Cette fin de premier cinquième de troisième millénaire aura vu le retour de bon nombre de groupes qui ont plus ou moins volontairement su se faire oublier. Qu'ils aient des noms ronflants ou non, beaucoup ont ressenti le besoin de retourner aux fourneaux et de remettre le couvert. Vous connaissez certainement les plus gros de ces noms, vous avez tous les outils pour ça. Moins connus, mais tout aussi digne d'intérêt, City Woodpeckers (a contrario de son cousin Woody - pivert des chants et pivert des villes), fait parler de lui après une première période remplie de lives, de rencontres, de Printemps de Bourges, de premières parties d'Axel Bauer et autres Elmer Food Beat.... et puis plus rien (en tant que groupe).
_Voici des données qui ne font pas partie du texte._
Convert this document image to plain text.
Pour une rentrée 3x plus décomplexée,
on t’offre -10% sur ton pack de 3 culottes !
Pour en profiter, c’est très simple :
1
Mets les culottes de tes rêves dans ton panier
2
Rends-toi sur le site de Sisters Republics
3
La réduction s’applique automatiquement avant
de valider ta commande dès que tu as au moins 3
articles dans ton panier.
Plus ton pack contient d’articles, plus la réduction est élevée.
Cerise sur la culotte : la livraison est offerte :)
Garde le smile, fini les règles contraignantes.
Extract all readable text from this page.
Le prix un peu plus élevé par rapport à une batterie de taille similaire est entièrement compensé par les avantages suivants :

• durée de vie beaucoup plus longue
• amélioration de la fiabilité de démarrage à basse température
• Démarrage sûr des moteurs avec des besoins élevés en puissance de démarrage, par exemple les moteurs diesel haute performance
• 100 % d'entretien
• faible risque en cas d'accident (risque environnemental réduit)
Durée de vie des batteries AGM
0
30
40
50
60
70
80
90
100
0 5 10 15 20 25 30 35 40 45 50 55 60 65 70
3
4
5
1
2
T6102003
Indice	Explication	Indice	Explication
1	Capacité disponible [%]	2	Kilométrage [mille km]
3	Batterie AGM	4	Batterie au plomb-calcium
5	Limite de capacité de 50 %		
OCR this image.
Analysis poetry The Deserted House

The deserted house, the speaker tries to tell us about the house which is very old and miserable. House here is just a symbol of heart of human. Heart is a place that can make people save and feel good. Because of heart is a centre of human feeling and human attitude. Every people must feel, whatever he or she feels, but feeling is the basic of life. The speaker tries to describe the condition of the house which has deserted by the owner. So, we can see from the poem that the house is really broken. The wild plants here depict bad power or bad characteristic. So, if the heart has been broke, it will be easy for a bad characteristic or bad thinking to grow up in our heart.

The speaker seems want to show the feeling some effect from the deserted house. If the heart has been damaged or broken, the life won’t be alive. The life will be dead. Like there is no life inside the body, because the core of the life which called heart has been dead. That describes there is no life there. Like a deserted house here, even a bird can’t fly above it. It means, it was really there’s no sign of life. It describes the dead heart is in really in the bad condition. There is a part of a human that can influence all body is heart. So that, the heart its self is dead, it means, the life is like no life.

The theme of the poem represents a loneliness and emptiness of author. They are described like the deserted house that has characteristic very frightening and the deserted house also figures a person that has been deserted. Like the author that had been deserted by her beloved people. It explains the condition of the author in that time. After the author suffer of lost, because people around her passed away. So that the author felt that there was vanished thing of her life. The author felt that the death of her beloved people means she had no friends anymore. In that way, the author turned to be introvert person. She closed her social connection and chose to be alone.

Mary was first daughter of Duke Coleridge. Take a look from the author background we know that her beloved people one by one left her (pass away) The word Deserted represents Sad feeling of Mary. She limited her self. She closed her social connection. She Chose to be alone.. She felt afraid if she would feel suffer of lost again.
Silence radio jusqu'à la réalisation d'un EP (2015) et de nouveaux concerts ayant abouti à l'enregistrement sonore de 2017 intitulé "Satellite Of Love" (titre cher à Lou Reed).
Ce concert fut en partie l'étincelle pour reprendre les choses là où elles en étaient restées, après avoir mené une vie personnelle bien remplie. La pochette montre une ville qui ressemble à Gotham City dans le ciel de laquelle, lorsqu'un danger menace, l'appel du super héros masqué se fait par le biais d'un spot lumineux dans le halo duquel une chauve-souris apparaît. Sauf que là, à la place de cette satanée bestiole, l'auditeur aura droit à son petit volatile afin de le sauver peut-être de ce trop-plein de productions médiatiques et calibrées qu'il écoute à longueur d'ondes radios. En effet, s’il faut caractériser la musique de City Woodpeckers, c'est d'abord un son bien ancré dans les années 70, un son garage assumé lui conférant un goût d'authenticité qui ne semble pas feint. On se croirait revenu à cette période où le rock était en pleine effervescence avec un groupe de jeunes sauf que nous sommes dans les années 2020 et que ce groupe n'a plus tout à fait la vingtaine.
Mais qu'importe l'âge des artères, les membres ont tous une sacrée patate et une folle envie d'en découdre. Ce qui frappe c'est le naturel des compositions, cette énergie que chacun possède et cette envie de la partager avec celui qui voudra bien l'écouter. On sent les membres heureux de se retrouver comme en témoigne le ‘Beautiful Day’ énergique, comme si les années n'avaient pas eu d'emprise sur les musiciens encore verts jusque dans le son. Celui-ci est volontairement brut de décoffrage comme enregistré dans un garage dans lequel le combo aurait invité les auditeurs à assister à la séance de captation. Cela apporte une patine un peu old school à l'album et une touche 60’s ou 70’s indéniable, période qui sert de base au groupe ('Can We Be Proud'). On baigne dans le rock à l'ancienne sans pour autant être nostalgique. City Woodpeckers ensoleille sa musique avec une coloration reggae dans 'Fundjes Band' (à l'image de The Police) agrémenté d'une jolie partie instrumentale.
Et c'est là tout le sel de cet album, la variété et la liberté d'expression musicale. Tel un caméléon, le groupe colore son rock de tous les styles qu'il tutoie : du rock plutôt classique ('Good Boy'), du boogie ('Good Boy'), du limite hard ('I Wanna be Your Man'), du tarantinesque ('Miss You Mam's') voire de la country à la Mark Knopler ('She Never Came Back'). Le groupe a bien compris que pour réussir un album, il faut le construire comme une sorte de playlist de styles qui, si elle paraît décousue, obéit au standard actuel de l'écoute.
"Some Day" constitue un comeback réussi pour les City Woodpeckers avec un album d'une belle variété, artisanal, authentique et bien réalisé en proposant un rock à l'ancienne qui laisse une belle liberté aux instruments pour s'exprimer et ne pas lasser l'auditeur. Les super héros du rock sont de retour et ça fait mal.